Meskipun wajar bagi siapa pun untuk merasa sedih saat sendirian dalam keadaan tertentu ( katakanlah, setelah teman sekamar Anda pindah, atau Anda baru saja mendarat di kota baru), para peneliti ingin tahu apakah orang-orang tertentu cenderung lebih sering merasa seperti ini. Jadi mereka melihat informasi genetik dan kesehatan dari lebih dari 10.000 orang Amerika yang berusia 50 tahun ke atas, termasuk jawaban mereka atas tiga pertanyaan yang dirancang untuk mengukur kesepian:
(Pertanyaan tersebut tidak secara langsung menanyakan tentang kesepian, kata para peneliti, karena banyak orang enggan mengakuinya.)
Setelah mereka melihat berbagai variasi genetik — dan mengontrol jenis kelamin, usia, dan status perkawinan — para peneliti, dari University of California San Diego School of Medicine, menemukan bahwa kecenderungan untuk merasa kesepian sepanjang hidup adalah "dapat diwariskan secara sederhana". Mereka memperkirakan bahwa itu 14% hingga 27% genetik, tetapi sisanya didasarkan pada asuhan seseorang, lingkungan, dan faktor lain yang dapat dimodifikasi.
Dengan kata lain, beberapa orang secara genetik diprogram untuk merasa kesepian di situasi yang sama di mana orang lain akan merasa puas. “Untuk dua orang dengan jumlah teman dekat dan keluarga yang sama, yang satu mungkin melihat struktur sosial mereka memadai sementara yang lain tidak,” kata ketua peneliti Abraham Palmer, PhD, profesor psikiatri dan wakil ketua untuk penelitian dasar di UC San. Diego, dalam siaran persnya.
Perkiraan ilmiah lain untuk kesepian menemukan bahwa sifat tersebut 37% hingga 55% dapat diwariskan, tetapi studi baru ini jauh lebih besar dari yang sebelumnya. Namun, itu memang melihat variasi genetik yang lebih sedikit — analisis sebelumnya menyertakan varian langka yang tidak dipelajari di sini — yang juga bisa menjelaskan perbedaan dalam temuan, tulis para penulis.

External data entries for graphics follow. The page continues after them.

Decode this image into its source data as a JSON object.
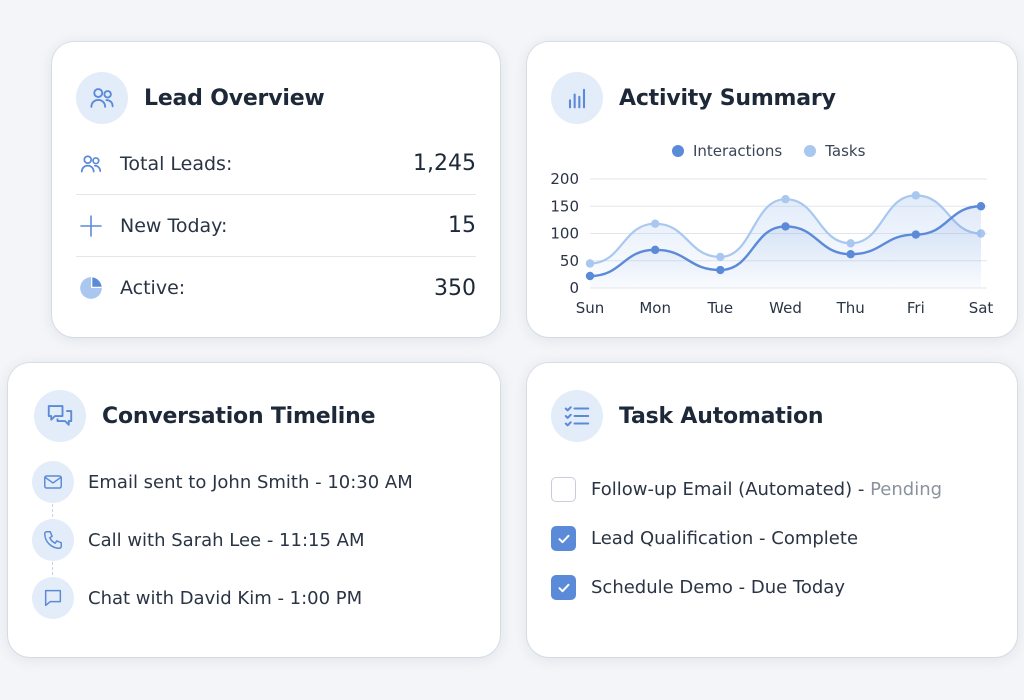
{
  "colors": {
    "accent": "#5b8ad8",
    "interactions": "#5b8ad8",
    "tasks": "#a9c7ef",
    "icon_bg": "#e3ecf9"
  },
  "lead_overview": {
    "title": "Lead Overview",
    "icon": "users-icon",
    "stats": [
      {
        "label": "Total Leads:",
        "value": "1,245",
        "icon": "users-icon"
      },
      {
        "label": "New Today:",
        "value": "15",
        "icon": "plus-icon"
      },
      {
        "label": "Active:",
        "value": "350",
        "icon": "pie-chart-icon"
      }
    ]
  },
  "activity_summary": {
    "title": "Activity Summary",
    "icon": "bar-chart-icon",
    "legend": [
      "Interactions",
      "Tasks"
    ]
  },
  "chart_data": {
    "type": "line",
    "categories": [
      "Sun",
      "Mon",
      "Tue",
      "Wed",
      "Thu",
      "Fri",
      "Sat"
    ],
    "series": [
      {
        "name": "Interactions",
        "values": [
          22,
          70,
          33,
          113,
          62,
          98,
          150
        ]
      },
      {
        "name": "Tasks",
        "values": [
          45,
          118,
          57,
          163,
          82,
          170,
          100
        ]
      }
    ],
    "yticks": [
      0,
      50,
      100,
      150,
      200
    ],
    "ylim": [
      0,
      200
    ],
    "smooth": true,
    "area_fill": true,
    "grid": true,
    "legend_position": "top-center"
  },
  "conversation_timeline": {
    "title": "Conversation Timeline",
    "icon": "chat-bubbles-icon",
    "items": [
      {
        "text": "Email sent to John Smith - 10:30 AM",
        "icon": "mail-icon"
      },
      {
        "text": "Call with Sarah Lee - 11:15 AM",
        "icon": "phone-icon"
      },
      {
        "text": "Chat with David Kim - 1:00 PM",
        "icon": "chat-icon"
      }
    ]
  },
  "task_automation": {
    "title": "Task Automation",
    "icon": "checklist-icon",
    "tasks": [
      {
        "name": "Follow-up Email (Automated) - ",
        "status": "Pending",
        "checked": false
      },
      {
        "name": "Lead Qualification - ",
        "status": "Complete",
        "checked": true
      },
      {
        "name": "Schedule Demo - ",
        "status": "Due Today",
        "checked": true
      }
    ]
  }
}
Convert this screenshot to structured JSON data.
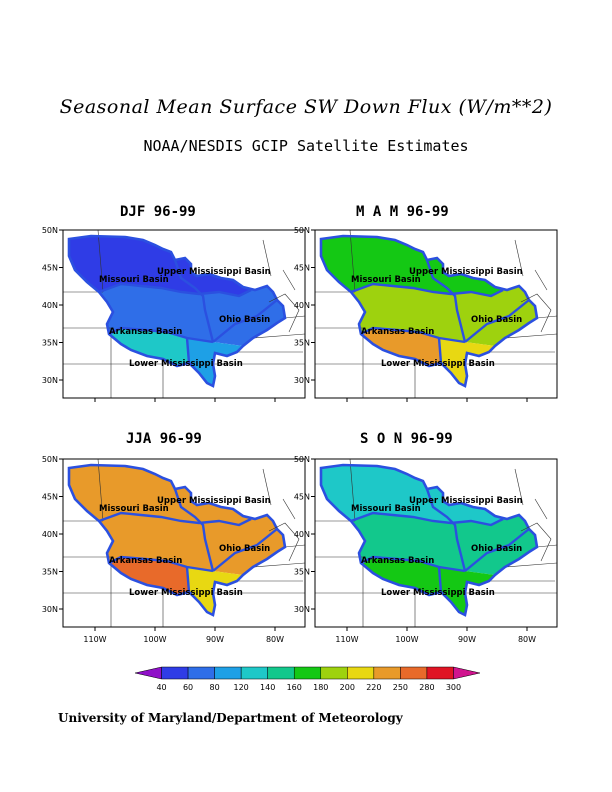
{
  "figure": {
    "title": "Seasonal Mean Surface SW Down Flux (W/m**2)",
    "subtitle": "NOAA/NESDIS GCIP Satellite Estimates",
    "credit": "University of Maryland/Department of Meteorology"
  },
  "chart_data": {
    "type": "heatmap",
    "units": "W/m**2",
    "x_ticks": [
      "110W",
      "100W",
      "90W",
      "80W"
    ],
    "y_ticks": [
      "50N",
      "45N",
      "40N",
      "35N",
      "30N"
    ],
    "region_labels": [
      "Upper Mississippi Basin",
      "Missouri Basin",
      "Ohio Basin",
      "Arkansas Basin",
      "Lower Mississippi Basin"
    ],
    "colorbar": {
      "labels": [
        "40",
        "60",
        "80",
        "120",
        "140",
        "160",
        "180",
        "200",
        "220",
        "250",
        "280",
        "300"
      ],
      "colors": [
        "#8f10c8",
        "#2f3ce6",
        "#2f6ee8",
        "#1ea0e6",
        "#1ec8c8",
        "#12c88c",
        "#14c814",
        "#9ed20e",
        "#e8d812",
        "#e89a2a",
        "#e86a2a",
        "#e01424",
        "#d0148e"
      ]
    },
    "panels": [
      {
        "title": "DJF 96-99",
        "season": "DJF",
        "regions": {
          "north": 60,
          "mid": 80,
          "south": 120,
          "southwest": 140
        }
      },
      {
        "title": "M A M 96-99",
        "season": "MAM",
        "regions": {
          "north": 180,
          "mid": 200,
          "south": 220,
          "southwest": 250
        }
      },
      {
        "title": "JJA 96-99",
        "season": "JJA",
        "regions": {
          "north": 250,
          "mid": 250,
          "south": 220,
          "southwest": 280
        }
      },
      {
        "title": "S O N 96-99",
        "season": "SON",
        "regions": {
          "north": 140,
          "mid": 160,
          "south": 180,
          "southwest": 180
        }
      }
    ]
  }
}
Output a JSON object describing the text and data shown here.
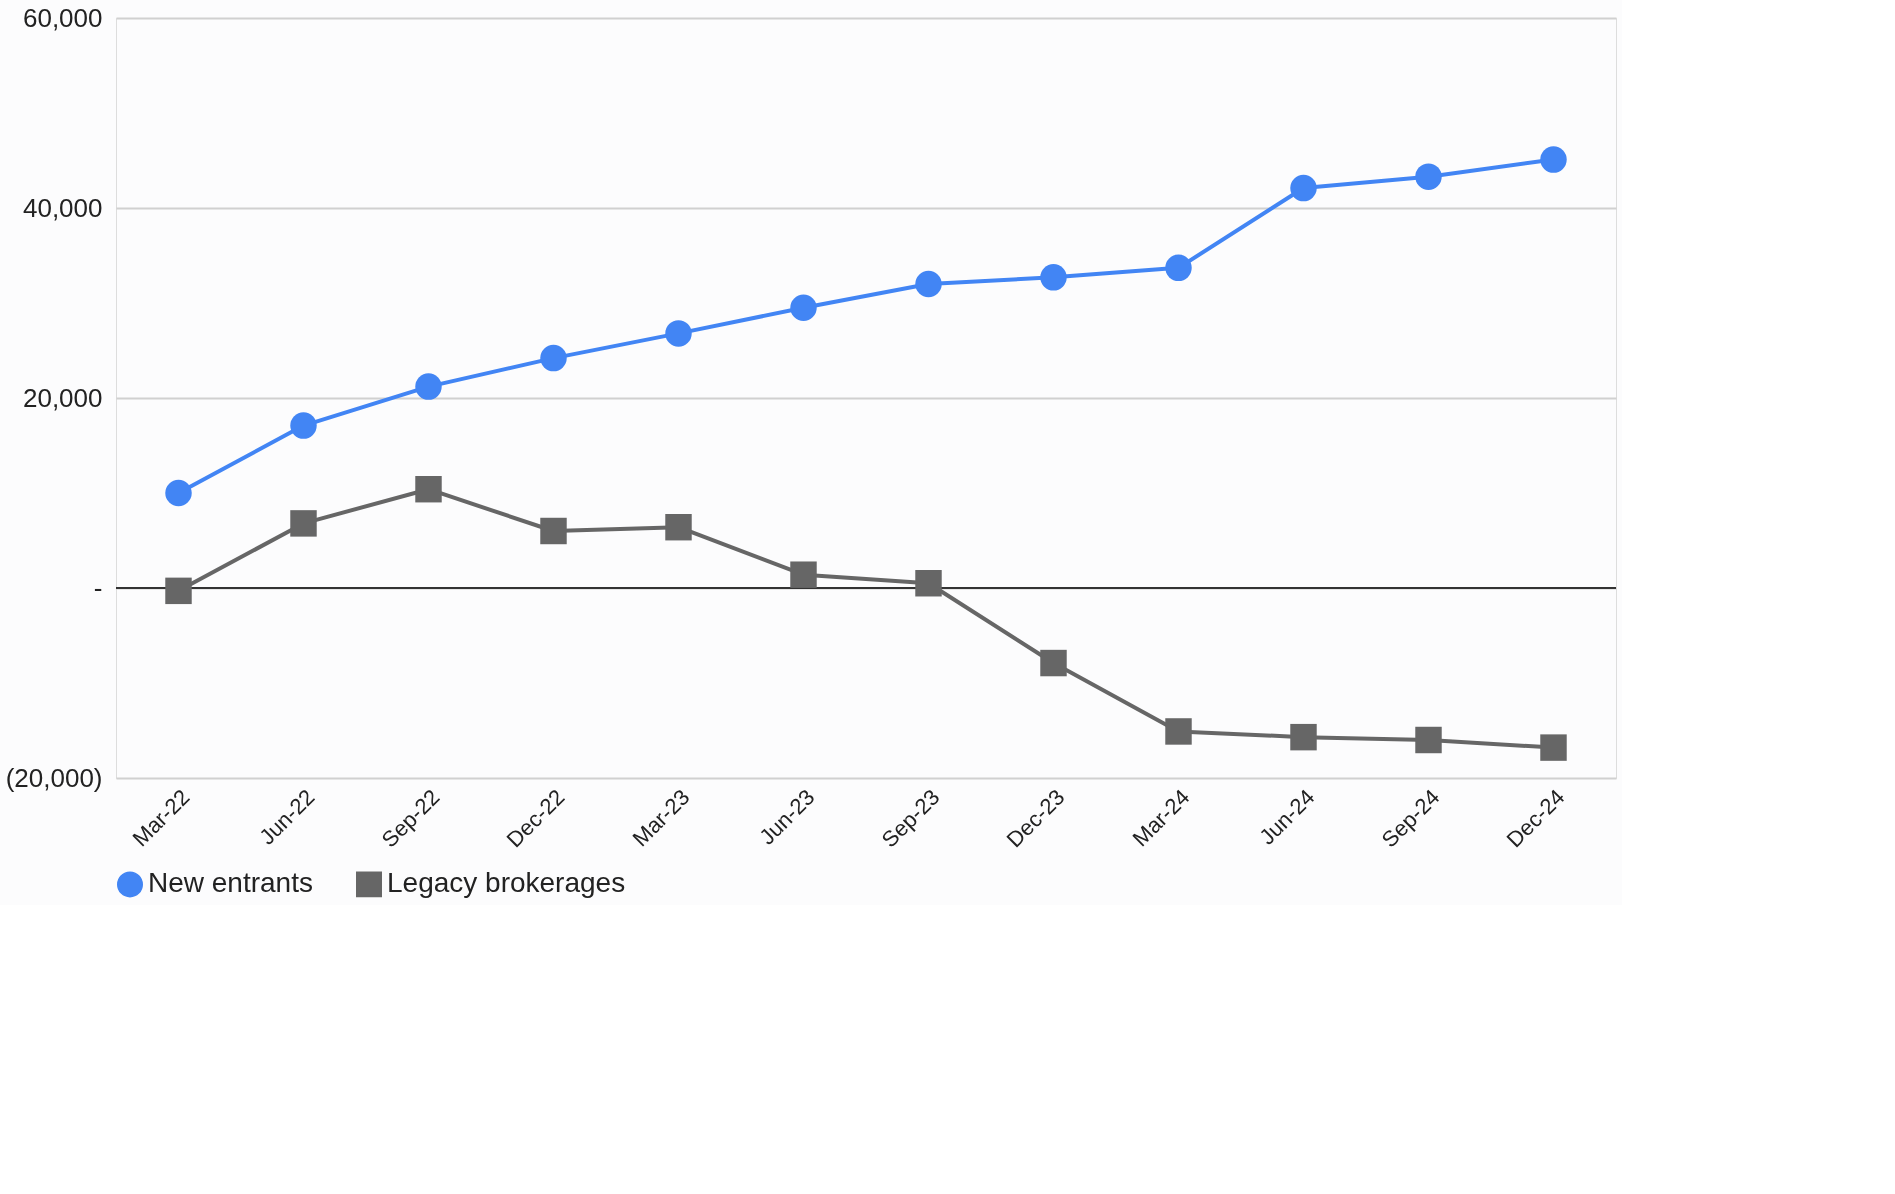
{
  "chart_data": {
    "type": "line",
    "categories": [
      "Mar-22",
      "Jun-22",
      "Sep-22",
      "Dec-22",
      "Mar-23",
      "Jun-23",
      "Sep-23",
      "Dec-23",
      "Mar-24",
      "Jun-24",
      "Sep-24",
      "Dec-24"
    ],
    "series": [
      {
        "name": "New entrants",
        "color": "#4285f4",
        "marker": "circle",
        "values": [
          10000,
          17100,
          21200,
          24200,
          26800,
          29500,
          32000,
          32700,
          33700,
          42100,
          43300,
          45100
        ]
      },
      {
        "name": "Legacy brokerages",
        "color": "#666666",
        "marker": "square",
        "values": [
          -300,
          6800,
          10400,
          6000,
          6400,
          1400,
          500,
          -7900,
          -15100,
          -15700,
          -16000,
          -16800
        ]
      }
    ],
    "ylim": [
      -20000,
      60000
    ],
    "yticks": [
      {
        "value": -20000,
        "label": "(20,000)"
      },
      {
        "value": 0,
        "label": "-"
      },
      {
        "value": 20000,
        "label": "20,000"
      },
      {
        "value": 40000,
        "label": "40,000"
      },
      {
        "value": 60000,
        "label": "60,000"
      }
    ],
    "ref_lines": [
      {
        "axis": "y",
        "value": 0,
        "color": "#333333"
      }
    ],
    "grid": "y",
    "legend": "bottom",
    "line_style": "solid"
  }
}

Studi baru, yang diterbitkan minggu lalu di Jurnal Neuropsychopharmacology, juga menyimpulkan bahwa kesepian cenderung diturunkan bersama dengan neuroticism, yang didefinisikan sebagai keadaan emosi negatif jangka panjang. Studi tersebut juga menemukan hubungan yang lemah antara kesepian dan skizofrenia, gangguan bipolar, dan depresi klinis.
Bahkan tanpa asosiasi tersebut, kesepian adalah masalah yang serius. Ini dikaitkan dengan tingkat penyakit jantung dan stroke yang lebih tinggi, tingkat aktivitas fisik yang lebih rendah, dan kekebalan yang melemah. Faktanya, para penulis menunjukkan, ini adalah prediktor kematian dini yang lebih akurat daripada obesitas.
Palmer mengatakan bahwa kesepian adalah bagian dari sistem peringatan biologis tubuh yang telah berevolusi untuk memperingatkan kita akan ancaman, di sama seperti peringatan rasa sakit fisik. Namun jelas bahwa tidak semua orang melihat ancaman ini dengan cara yang sama.
Tidak seperti penelitian sebelumnya yang lebih kecil, tim Palmer tidak menemukan varian gen tertentu yang bertanggung jawab atas kesepian. (Ilmuwan telah berspekulasi bahwa gen yang terlibat dalam pengaturan bahan kimia otak, seperti dopamin dan oksitosin, mungkin berperan.) Kelompok ini bekerja untuk menemukan apa yang disebut prediktor genetik, dengan harapan mendapatkan lebih banyak wawasan tentang bagaimana tepatnya, kesepian itu. diturunkan pada tingkat molekuler.
Meskipun penelitian ini tidak memberikan saran bagi orang-orang yang terus-menerus kesepian, mungkin dapat menenangkan untuk mengetahui bahwa perasaan tersebut tidak sepenuhnya ditentukan oleh genetika. Ini juga memperkuat gagasan bahwa kesepian tidak selalu muncul.
Gugi Health: Improve your health, one day at a time!